Choir members at Southfield Junior School in Highworth will perform at the Voice in a Million charity concert along with 5,000 other young singers from across the UK to raise awareness of the thousands of children living in care and waiting to be adopted nationwide.

The 37 singers, aged between seven and 11, have been hard at work rehearsing at school, at home and even practising in public parks, to master a busy programme of pop tunes, including Firework by Kate Perry and Pharrell Williams’ Happy, ready for the musical extravaganza on Wednesday, March 12.

Year 5 teacher Clare Walshe, who runs the choir, said the pupils had thrown themselves into rehearsals.

“We have been rehearsing since before Christ-mas and some of the choir are also doing the Swindon Music Festival in two weeks so we have been busy,” she said.

“The children are very excited. As soon as we told them they would be singing at Wembley, they went mad.

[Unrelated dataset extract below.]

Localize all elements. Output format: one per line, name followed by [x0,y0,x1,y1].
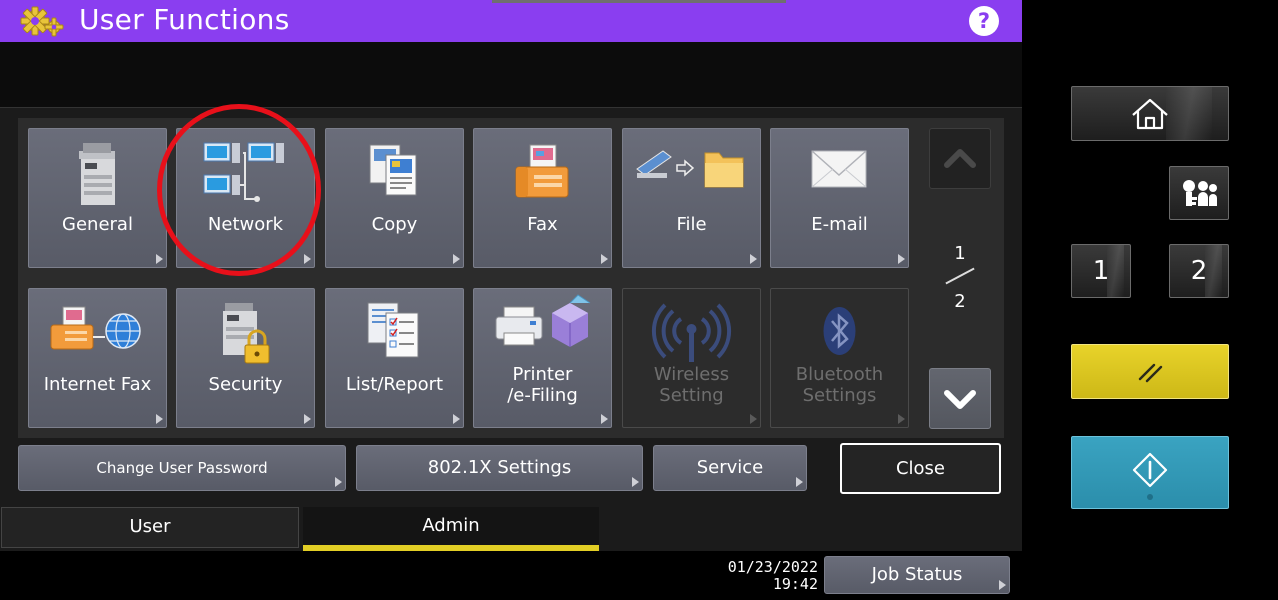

“They are all doing very well and they are putting a lot of effort into it. They have been practising at home as well. They have been humming the songs in the corridor.”

X Factor winner Matt Cardle will join the children on stage at the annual concert.

Sophie Packford, nine, has practised in front of a live audience already, in the form of passers-by in a public park.

“I have been singing since I was four years old so I’m very excited,” she said. “I have been working quite hard for it. Every day I come home and practice in my bedroom. I’ve also sung the songs in public.

“I went to the park to practice there.”

Her schoolmate Louisa Hadgkiss, 11, added: “I am feeling excited and nervous at the same time. It’s the first time we will get to experience such a big audience.”